Vaginismus and Botulinum Injections
Female sexual ‘dysfunction’ falls into four broad groups. These are:
- Lack of desire
- Difficulty with arousal
- Difficulty or complete inability to achieve orgasm and,
- Painful intercourse
In this hub, I am addressing the last one, namely painful intercourse and specifically pain during sex as a result of the condition vaginismus.
As you might have guessed (or already know), there are many different causes of pain during intercourse and vaginismus is just one of them. For a person affected by this problem, it is always advisable to bring this to the attention of a specialist for a thorough work up which will include a detailed history, careful examination, sometimes but not always involving an anaesthetic and, investigations which may be of the imaging type (scans) and microbiological to rule out pelvic infection. It is absolutely important to get the diagnosis right in any case of painful intercourse because management is completely dependent on this and, as you may expect, what works for one cause will be completely ineffective for another.
Vaginismus is a condition whereby the affected woman has markedly restricted and often complete inability to have any form of vaginal penetration. While this is most notable with regard to sexual intercourse, the affected person will have the same difficulty with insertion of any object such as a tampon or to undergo an examination which involves insertion of a finger or object into the vagina, regardless of size. For the purpose of this hub, we shall concentrate on the issues of difficulty with sex.
Primary and secondary vaginismus
As the names suggest, primary vaginismus is where the woman has never been able to engage in penetrative sexual intercourse. Primary vaginismus is the single biggest cause of unconsummated marriage. In secondary vaginismus, the problem develops after a period when the woman has had no difficulty with sexual intercourse. With secondary vaginismus, there is almost always a clearly identifiable trigger in the timeline. This could be a traumatic event, sexual abuse, childbirth, a major life change such as menopause etc.
What is going on?
Vaginismus is characterised by an involuntary tightening of pelvic floor muscles effectively shutting the vaginal canal. The vagina itself isn’t tight and there is no pain or discomfort at other times. The muscles surrounding the vagina function normally at all other times but go into a reflex tight knot at any attempt at penetration.
It is important to be aware that many women with vaginismus tend to have normal sexual desire and the arousal response is normal. However, once an attempt at vaginal penetration provokes this response, it inevitably creates a self-feeding vicious cycle. There is the original problem where the muscle contraction reflex is involuntary. This provokes pain and from that point on, the normal self-preservation reflex adds to the complexity of the situation. A subsequent attempt will be faced with anxiety about the anticipated pain and this becomes a self-fulfilling prophesy. Treatment will be necessary.
The good news for vaginismus sufferers is that this is one sexual dysfunction condition which is curable and long term success rates are impressive. What’s more; many treatment programs do not require medication or surgery. The mainstay of vaginismus treatment is behavioural therapy and desensitization exercises. There are several established programs for this and it is absolutely essential that a sufferer gets help from a recognised qualified expert. Suffice it to say here that even though any such program may take a few months to achieve the required results, there is ample data to show that success is often 100% and long-term.
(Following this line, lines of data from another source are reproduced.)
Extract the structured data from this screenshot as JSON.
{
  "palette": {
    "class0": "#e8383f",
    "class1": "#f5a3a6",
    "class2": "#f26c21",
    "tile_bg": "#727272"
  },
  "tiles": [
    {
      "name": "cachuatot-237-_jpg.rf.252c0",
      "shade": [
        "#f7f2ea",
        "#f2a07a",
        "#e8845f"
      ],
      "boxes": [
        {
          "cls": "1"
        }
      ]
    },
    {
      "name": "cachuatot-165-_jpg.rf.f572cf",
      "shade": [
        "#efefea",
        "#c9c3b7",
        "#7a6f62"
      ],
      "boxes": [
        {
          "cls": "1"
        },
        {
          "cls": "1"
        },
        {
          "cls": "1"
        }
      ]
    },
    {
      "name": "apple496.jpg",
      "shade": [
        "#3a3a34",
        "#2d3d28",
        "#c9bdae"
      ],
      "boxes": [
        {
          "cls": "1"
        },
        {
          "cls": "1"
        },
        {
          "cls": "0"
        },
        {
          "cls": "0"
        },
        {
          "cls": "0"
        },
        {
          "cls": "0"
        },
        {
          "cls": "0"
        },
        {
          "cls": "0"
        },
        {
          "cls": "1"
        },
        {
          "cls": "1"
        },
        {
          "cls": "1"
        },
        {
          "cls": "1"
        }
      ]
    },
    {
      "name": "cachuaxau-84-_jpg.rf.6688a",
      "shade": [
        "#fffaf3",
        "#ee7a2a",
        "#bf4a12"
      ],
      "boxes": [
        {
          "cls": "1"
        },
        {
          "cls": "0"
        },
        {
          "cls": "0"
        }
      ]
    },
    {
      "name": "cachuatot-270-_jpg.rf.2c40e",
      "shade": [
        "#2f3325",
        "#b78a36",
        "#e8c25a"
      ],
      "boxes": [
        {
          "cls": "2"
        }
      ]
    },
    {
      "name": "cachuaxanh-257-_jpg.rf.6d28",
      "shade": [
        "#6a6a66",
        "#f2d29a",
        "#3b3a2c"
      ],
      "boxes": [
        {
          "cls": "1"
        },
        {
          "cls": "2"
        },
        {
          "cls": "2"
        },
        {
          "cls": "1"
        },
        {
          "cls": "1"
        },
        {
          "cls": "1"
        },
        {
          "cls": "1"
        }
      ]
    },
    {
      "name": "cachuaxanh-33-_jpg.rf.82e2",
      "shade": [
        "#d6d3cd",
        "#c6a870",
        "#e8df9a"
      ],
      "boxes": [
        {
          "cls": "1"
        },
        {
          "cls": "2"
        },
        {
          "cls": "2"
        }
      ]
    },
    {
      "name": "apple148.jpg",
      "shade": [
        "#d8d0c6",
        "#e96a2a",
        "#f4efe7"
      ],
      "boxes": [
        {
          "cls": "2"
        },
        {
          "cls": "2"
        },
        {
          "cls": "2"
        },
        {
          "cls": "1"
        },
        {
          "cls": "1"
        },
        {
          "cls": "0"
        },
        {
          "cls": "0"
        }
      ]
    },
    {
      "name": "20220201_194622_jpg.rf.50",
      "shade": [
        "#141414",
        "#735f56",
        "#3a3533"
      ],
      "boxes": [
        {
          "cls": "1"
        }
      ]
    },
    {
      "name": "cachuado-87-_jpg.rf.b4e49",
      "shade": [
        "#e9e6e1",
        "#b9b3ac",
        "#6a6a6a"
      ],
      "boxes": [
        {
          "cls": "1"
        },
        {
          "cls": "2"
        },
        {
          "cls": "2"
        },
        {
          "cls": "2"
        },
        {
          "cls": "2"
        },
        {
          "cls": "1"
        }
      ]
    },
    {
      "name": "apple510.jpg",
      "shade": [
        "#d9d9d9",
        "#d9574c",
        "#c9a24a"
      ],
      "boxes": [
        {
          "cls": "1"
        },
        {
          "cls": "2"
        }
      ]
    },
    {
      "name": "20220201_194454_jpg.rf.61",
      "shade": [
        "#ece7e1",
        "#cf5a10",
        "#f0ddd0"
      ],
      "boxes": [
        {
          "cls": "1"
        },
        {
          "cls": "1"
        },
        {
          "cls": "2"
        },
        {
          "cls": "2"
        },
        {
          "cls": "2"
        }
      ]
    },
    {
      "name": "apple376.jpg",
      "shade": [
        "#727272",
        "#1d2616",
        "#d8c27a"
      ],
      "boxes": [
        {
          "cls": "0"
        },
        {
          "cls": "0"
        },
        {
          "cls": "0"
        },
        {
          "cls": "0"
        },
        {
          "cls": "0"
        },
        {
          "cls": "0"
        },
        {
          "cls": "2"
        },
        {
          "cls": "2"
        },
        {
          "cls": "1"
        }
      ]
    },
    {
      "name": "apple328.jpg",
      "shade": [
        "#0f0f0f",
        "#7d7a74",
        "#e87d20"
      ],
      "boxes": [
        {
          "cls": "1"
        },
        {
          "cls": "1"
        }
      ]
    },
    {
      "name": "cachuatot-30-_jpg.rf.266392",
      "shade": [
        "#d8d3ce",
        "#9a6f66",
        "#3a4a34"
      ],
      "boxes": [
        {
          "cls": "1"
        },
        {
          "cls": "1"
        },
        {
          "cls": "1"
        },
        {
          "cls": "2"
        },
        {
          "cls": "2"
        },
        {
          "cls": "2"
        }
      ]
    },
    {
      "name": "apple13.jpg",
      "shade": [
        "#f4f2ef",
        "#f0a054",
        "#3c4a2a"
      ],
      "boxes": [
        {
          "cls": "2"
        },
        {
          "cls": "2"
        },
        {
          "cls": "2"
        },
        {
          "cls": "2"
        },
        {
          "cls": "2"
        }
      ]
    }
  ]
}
Botulinum injections for vaginismus
The success rate of established vaginismus treatment programs is not in question and any patient with the condition should try those first before considering anything else. The impressive statistics are, however, meaningless and arguably a cruel irony for the small minority where they don’t work. It is for these women that there has been a significant amount of research on a possible role of botulinum toxin injections. Botulinum is used quite widely in the cosmetic industry where it is most popularly known by the brand name ‘Botox’. Botulinum injections are also widely used for a variety of medical conditions characterised by painful muscle spasms such as in upper motor neurone syndrome and cervical dystonia (neck and shoulders); intractable urinary incontinence due to overactive bladder, hyperhydrosis (excessive armpit sweating), prevention of chronic migraines and several others. Botulinum has been in use for an eye condition called blepharospasm (sustained repeated involuntary twitching or closing of eyelids) for over 25 years. It is, therefore, a product that has been widely deployed successfully for a number of medical conditions.
Several studies have shown that, for women where the standard therapy mentioned above has not been successful, botulinum injections may provide a cure. It is absolutely essential that botulinum injections are only resorted to after the sufferer has had the diagnosis confirmed and completed the behavioural therapy. What is quite encouraging is that patients treated with this do not require repeat injections a few months down the line as is the norm in other conditions. It is important that after the treatment the woman should be sexually active and this is where the psychological component of the treatment kicks in. The effect of Botulinum wears off after about 4 months. However, since the woman will have discovered that sex is not painful and is even highly pleasurable, the bracing herself for pain is replaced by anticipation of pleasure. The reflex tensing of muscles that tends to compound vaginismus will, as a result, not occur. The emergence of Botulinum injections as a treatment option for intractable vaginismus is a very important development indeed. It is, of course, essential to ensure the regulatory bodies in your country have approved it for this use before pursuing it.